Joanne sat down in a kitchen chair and took on a serious tone. Melvin stared at her for a time and then took a seat across from her. Suddenly he needed to roll a smoke. Smell that raw tobacco stench and light it up. Pull that smoke deep in his lungs-


He looked her straight in the eyes and blurted out “I found it again today.”

“Found  what?”

“The wallet…the money…same amount. It’s upstairs.”

“You’re lying to me. You never turned it in. Do you think I’m stupid? You are hell bent on bringing the wrath of God upon us.”

Melvin tried to respond but it was no use. Joanne made him go get the wallet and hand it to her. She left in a huff and didn’t even put on a coat she was so mad. Melvin knew where she was going. He wondered what A.P. Pillsbury would think now.


Melvin and the Wallet #2


Seven hundred and eighty dollars. All new bills.

Seven hundred and eighty dollars. All new bills.

Seven hundred and eighty dollars. All new bills.

Melvin stuffed the crisp money back in the wallet and rolled a cigarette. He struck a wooden match on the table leg and lit the hand made cigarette.  He blew thick smoke that filled the little kitchen. Nothing else was in there. No license, no business cards, no pictures, no receipts, no nothing. He stared at the full wallet and let his brain get juiced. More than two months pay, at full pay. He shook his head in pain at the thought he knew he couldn’t keep it. Fate was playing another cruel trick on him. He would get in trouble. But more than anything, Joanne would never allow him to have it. Not under these circumstances.

Melvin limped up the stairs to their small bedroom and hid the wallet in his side of the dresser. He wasn’t ready to give up. Not just yet. He went back down stairs and took out his Barlow knife and found a piece of wood. He sat on the porch and whittled. This help calm him down to think of a plan. He knew the odds. Melvin was still sitting on the porch when Joanne and their two kids came home.

Dinner consisted of bologna sandwiches with a little mayonnaise, sliced tomatoes the neighbor gave them, and lettuce from Freeze’s Grocery. Melvin was quiet during the meal and slipped up stairs as Joanne washed the dishes. She was drying the last plate when Melvin reappeared and took a seat at the table.

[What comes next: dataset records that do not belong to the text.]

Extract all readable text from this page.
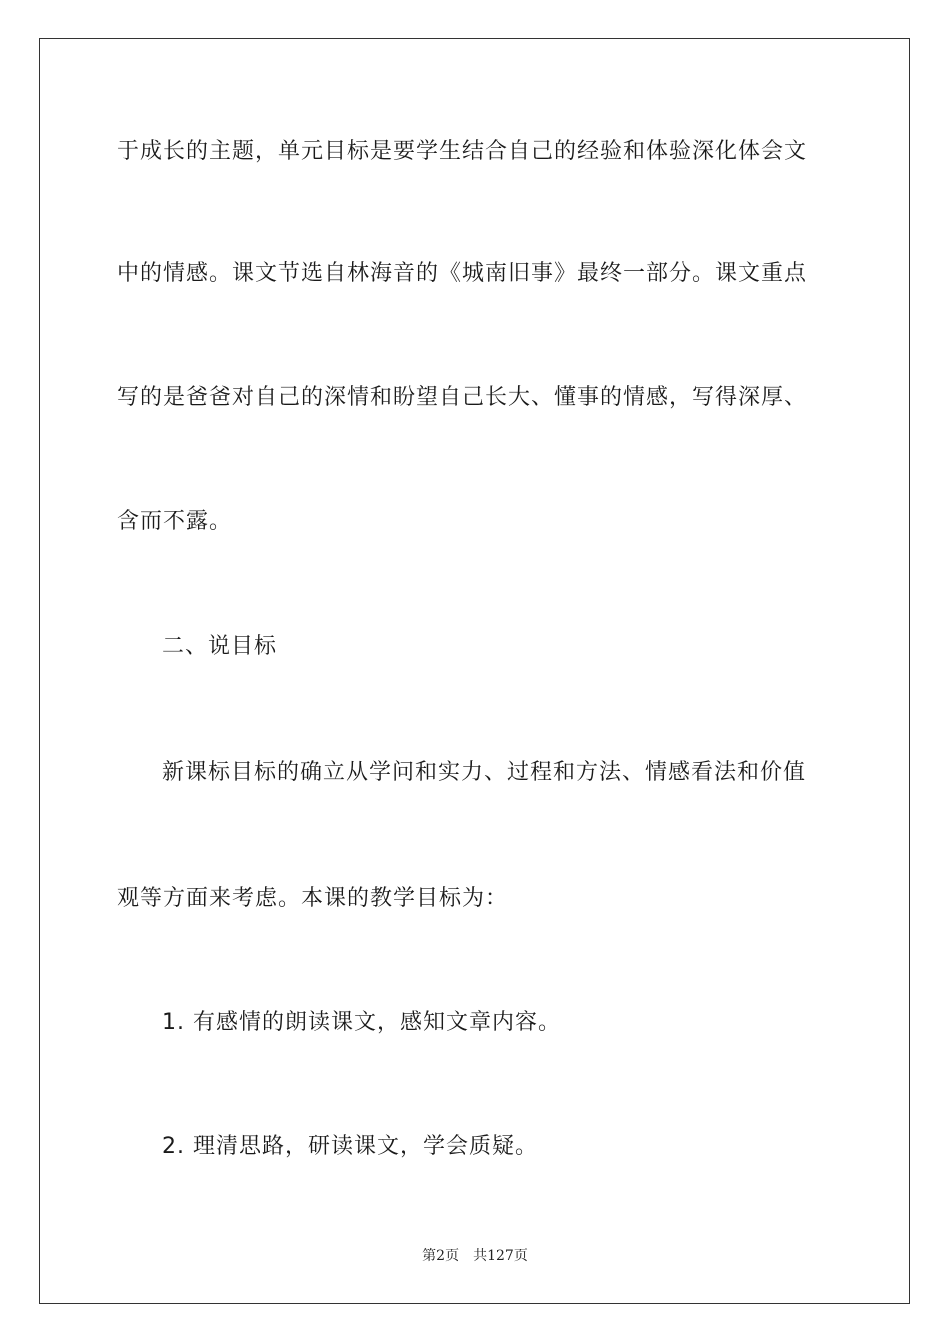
于成长的主题，单元目标是要学生结合自己的经验和体验深化体会文
中的情感。课文节选自林海音的《城南旧事》最终一部分。课文重点
写的是爸爸对自己的深情和盼望自己长大、懂事的情感，写得深厚、
含而不露。
二、说目标
新课标目标的确立从学问和实力、过程和方法、情感看法和价值
观等方面来考虑。本课的教学目标为：
1. 有感情的朗读课文，感知文章内容。
2. 理清思路，研读课文，学会质疑。
第2页 共127页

“Can I talk to you for a minute?”

“What is it? Joanne asked.

“Have a seat?” Joanne took her time folding the dish towel and pulled out a chair. She frowned as she gazed at her husband.

“Is it bad news Melvin?”

“Now why would you think that’s all that happens around here?”

“Because you are acting strange. Wouldn’t say a word during dinner and now I feel like an axe is over your head.”

Melvin took the wallet from his pocket and scooted it across the table until it was right in front of Joanne. Joanne frowned deeper at the wallet like it was a snake.

“What is it?” She inquired. Melvin refused to answer and finally she gingerly picked it up and pulled out the cash. She dropped it on the table like it was a turd.

“Oh my God. Dear Lord Melvin, what did you do?”

“I found it in the middle on Elm Street. Seven hundred and eighty dollars.”

“Well…whose is it?” She demanded.

“I don’t know. There’s no identification in it anywhere. ” Melvin had begun to sweat at this point.

“So, why are you showing it to me? We can’t keep it.”

“I knew you would say that. Why not Joanne?”

“Because it’s not ours. It belongs to somebody, stupid. You want more trouble?”

“No, but think about this. You pray for God to help us, right?”

“Yes, every day, and you better too, Mister.” Joanne got angry.

“Then, maybe he gave us this money. Maybe it’s ours to keep and pay our bills for a while.” As soon as the words left his mouth he knew he was out voted. His heart sank.

Joanne stood up and shook her finger at him. “You go right down to the police station and turn it in. NOW!”

Melvin shook his head and scooped up the money along with its leather home. He left the front door without saying a word.